NIU STEMfest becomes more inclusive with low-sensory hour

Northern Illinois University’s STEMfest is an annual celebration of science, technology, engineering and math that strives to introduce all people to the wonders of science. However, for some adults and children, a loud, bright and crowded environment makes it hard for them to feel welcome. That’s why this year, the STEMfest organizers are introducing a new low-sensory hour.

STEMfest will be open to the public from 10 a.m. to 5 p.m., and the low-sensory hour will run from 4 – 5 p.m. on Saturday, Oct. 27, in the NIU Convocation Center. During the low-sensory hour, the lights will be dimmed, the stage speakers will be turned off, and exhibitors will be encouraged to replace loud or flashy activities with something quieter.

NIU STEM Educator Sam Watt, one of the STEMfest organizers, says the low-sensory hour is designed to help families and individuals with sensory disabilities, including those on the autism spectrum, feel more comfortable at STEMfest.

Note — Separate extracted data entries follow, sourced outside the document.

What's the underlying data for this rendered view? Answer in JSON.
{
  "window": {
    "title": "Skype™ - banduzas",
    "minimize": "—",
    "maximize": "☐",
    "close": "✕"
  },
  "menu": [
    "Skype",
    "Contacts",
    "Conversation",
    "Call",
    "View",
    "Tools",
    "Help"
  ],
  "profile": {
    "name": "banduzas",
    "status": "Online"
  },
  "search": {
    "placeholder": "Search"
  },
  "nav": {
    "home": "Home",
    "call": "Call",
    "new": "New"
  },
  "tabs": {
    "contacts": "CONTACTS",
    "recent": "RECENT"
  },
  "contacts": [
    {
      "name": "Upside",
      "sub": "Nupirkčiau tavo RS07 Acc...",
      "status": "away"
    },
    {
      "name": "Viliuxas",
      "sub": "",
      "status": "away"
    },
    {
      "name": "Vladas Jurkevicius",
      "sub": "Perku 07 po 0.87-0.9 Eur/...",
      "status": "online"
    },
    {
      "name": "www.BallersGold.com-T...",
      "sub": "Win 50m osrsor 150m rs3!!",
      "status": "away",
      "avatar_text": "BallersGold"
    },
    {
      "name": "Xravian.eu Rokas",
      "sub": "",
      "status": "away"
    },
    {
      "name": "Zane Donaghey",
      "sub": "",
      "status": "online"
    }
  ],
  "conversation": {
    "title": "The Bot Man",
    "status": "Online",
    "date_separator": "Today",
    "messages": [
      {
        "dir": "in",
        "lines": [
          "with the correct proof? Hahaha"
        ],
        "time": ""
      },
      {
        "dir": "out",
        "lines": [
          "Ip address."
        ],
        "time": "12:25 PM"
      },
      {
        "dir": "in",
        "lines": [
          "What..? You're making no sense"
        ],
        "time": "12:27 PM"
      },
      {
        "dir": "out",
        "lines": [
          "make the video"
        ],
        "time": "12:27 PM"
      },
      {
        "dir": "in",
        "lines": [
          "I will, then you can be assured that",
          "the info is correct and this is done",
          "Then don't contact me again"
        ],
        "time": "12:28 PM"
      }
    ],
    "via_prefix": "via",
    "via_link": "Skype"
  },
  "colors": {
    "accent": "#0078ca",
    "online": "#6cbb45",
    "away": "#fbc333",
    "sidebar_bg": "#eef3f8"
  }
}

“We have a lot to do and a lot to see,” Watt says, “and we want our guests to feel comfortable and welcome. We want them to be able to focus on what we have to offer them instead of on some of the overwhelming sights and sounds inherent to large events.”

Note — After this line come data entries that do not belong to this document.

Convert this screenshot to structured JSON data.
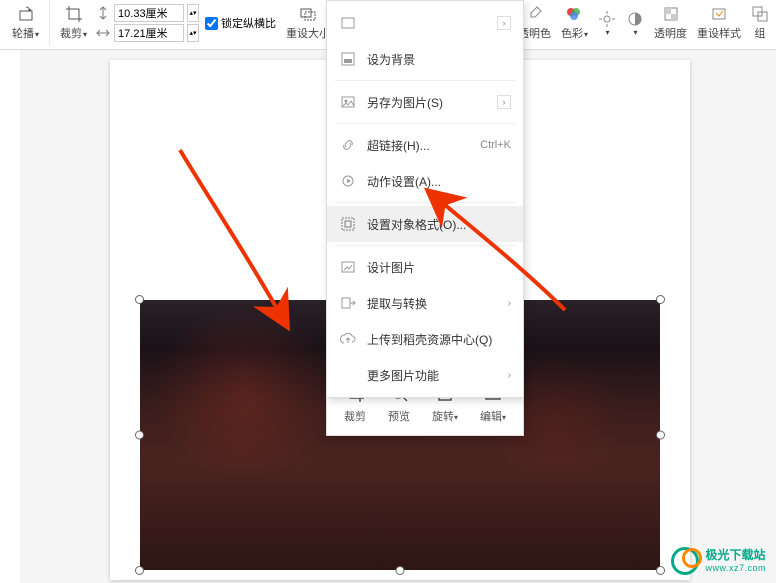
{
  "ribbon": {
    "rotate_label": "轮播",
    "crop_label": "裁剪",
    "height_value": "10.33厘米",
    "width_value": "17.21厘米",
    "lock_ratio_label": "锁定纵横比",
    "reset_size_label": "重设大小",
    "transparent_color_label": "透明色",
    "color_label": "色彩",
    "transparency_label": "透明度",
    "reset_style_label": "重设样式",
    "group_label": "组"
  },
  "menu": {
    "set_background": "设为背景",
    "save_as_image": "另存为图片(S)",
    "hyperlink": "超链接(H)...",
    "hyperlink_shortcut": "Ctrl+K",
    "action_settings": "动作设置(A)...",
    "format_object": "设置对象格式(O)...",
    "design_image": "设计图片",
    "extract_convert": "提取与转换",
    "upload_docer": "上传到稻壳资源中心(Q)",
    "more_image_funcs": "更多图片功能"
  },
  "quicktools": {
    "crop": "裁剪",
    "preview": "预览",
    "rotate": "旋转",
    "edit": "编辑"
  },
  "watermark": {
    "title": "极光下载站",
    "url": "www.xz7.com"
  }
}
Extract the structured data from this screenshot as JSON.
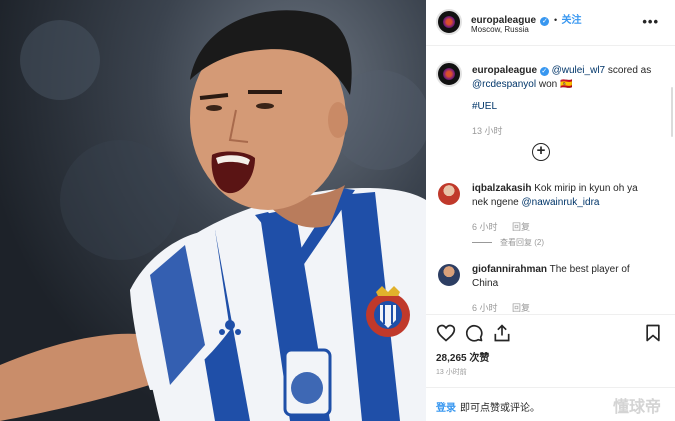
{
  "header": {
    "username": "europaleague",
    "verified_mark": "✓",
    "separator": "•",
    "follow_label": "关注",
    "location": "Moscow, Russia",
    "more_label": "•••"
  },
  "post": {
    "username": "europaleague",
    "caption_parts": [
      "@wulei_wl7",
      " scored as ",
      "@rcdespanyol",
      " won ",
      "🇪🇸"
    ],
    "hashtag": "#UEL",
    "time_ago": "13 小时",
    "load_more_label": "+"
  },
  "comments": [
    {
      "username": "iqbalzakasih",
      "text": "Kok mirip in kyun oh ya nek ngene",
      "mention": "@nawainruk_idra",
      "time_ago": "6 小时",
      "reply_label": "回复",
      "view_replies_label": "查看回复 (2)"
    },
    {
      "username": "giofannirahman",
      "text": "The best player of China",
      "time_ago": "6 小时",
      "reply_label": "回复"
    }
  ],
  "actions": {
    "like_icon": "heart-icon",
    "comment_icon": "comment-icon",
    "share_icon": "share-icon",
    "save_icon": "bookmark-icon"
  },
  "likes": "28,265 次赞",
  "post_time": "13 小时前",
  "login": {
    "link_label": "登录",
    "prompt": "即可点赞或评论。"
  },
  "watermark": "懂球帝",
  "photo": {
    "crest_text": "RCD ESPANYOL DE BARCELONA"
  },
  "colors": {
    "accent": "#3897f0",
    "mention": "#003569",
    "muted": "#999999",
    "border": "#efefef",
    "kit_blue": "#1f4fa8"
  }
}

Watt emphasizes that during the entire day of STEMfest a quiet room will be available, as well. “This quiet room is a place where individuals or families can step away from the festivities to recharge before heading back to the fun.” He also encourages visitors to take advantage of the detailed exhibition map that will be posted on the STEMfest website one week before the event ( ). This will allow families to plan their activities so that they can minimize time in the potentially crowded environment.

The STEMfest team will also be offering a low-sensory science demo show on the South Lobby stage at 4 p.m. “Normally our demo show involves some really big stuff with light and sound, such as popping a giant clown balloon with liquid nitrogen,” Watt says. “During the low sensory hour, we are going to modify the show so it doesn’t involve speakers or loud sounds, and we’ll also move it to a smaller stage.”

Izzy Johnson practicing an experiement.

Izzy Johnson, an NIU student majoring in rehabilitation and disability services and minoring in psychology and deafness, suggested the new low-sensory hour, and the STEMfest team was eager to implement her idea.

Johnson says, “I think it is so important to make STEMfest accessible for all. Last year at STEMfest, I met a mother who was not able to bring her son who has autism. She explained to me that her son was interested in all things STEM-related and that he would really enjoy a lot of the content that was at STEMfest, but the environment would be too overwhelming for him.”

This knowledge motivated Johnson, who has worked as a counselor at NIU STEM summer camps, to apply some of the accommodations that she and other counselors were already using in summer camps to make STEMfest more accessible to people with a variety of disabilities.

“With just a few simple changes, like turning off a few lights and limiting the use of the speakers, I knew that we could create an environment that would be less overwhelming for many people so that they can experience STEMfest,” Johnson says. “This low-sensory hour can be beneficial for anyone who might get overwhelmed in a loud and fast-paced environment, including those with disabilities and small children.”

Beth Schewe, a DeKalb resident and employee in the NIU Division of Outreach, Engagement and Regional Development, is pleased that STEMfest is offering this accommodation. “My five-year-old daughter uses hearing aids. She loves STEMfest, but with so much background noise, it can be hard for her to understand conversations, and the sheer amount of noise can be overwhelming. We’re looking forward to coming at a quieter time so she can focus on the STEM activities.”

The low-sensory hour is part of a broader push to make STEMfest even more inclusive this year. The STEMfest organizers are also excited to welcome Zot Artz Studios, led by Dwayne Szot, who will be helping STEMfest visitors make a large interactive art piece throughout the day. Zot Artz makes adaptive art tools so that children with disabilities can create huge, amazing art pieces.

STEMfest will take place from 10 a.m. to 5 p.m. Saturday, Oct. 27, at the NIU Convocation Center. NIU departments, student groups, regional corporations, museums, educators and national labs will team up to offer more than 200 science, technology, engineering and math (STEM) related activities.

This year will also mark the first Northern Illinois Mini Maker Faire, which will be held in conjunction with STEMfest. The low-sensory hour will apply to both events.

These family-friendly events are free and open to the public. No registration is required, and parking is free. While most of the exhibits are completely free, books, T-shirts, electronic kits and other STEM-related items will be offered for sale.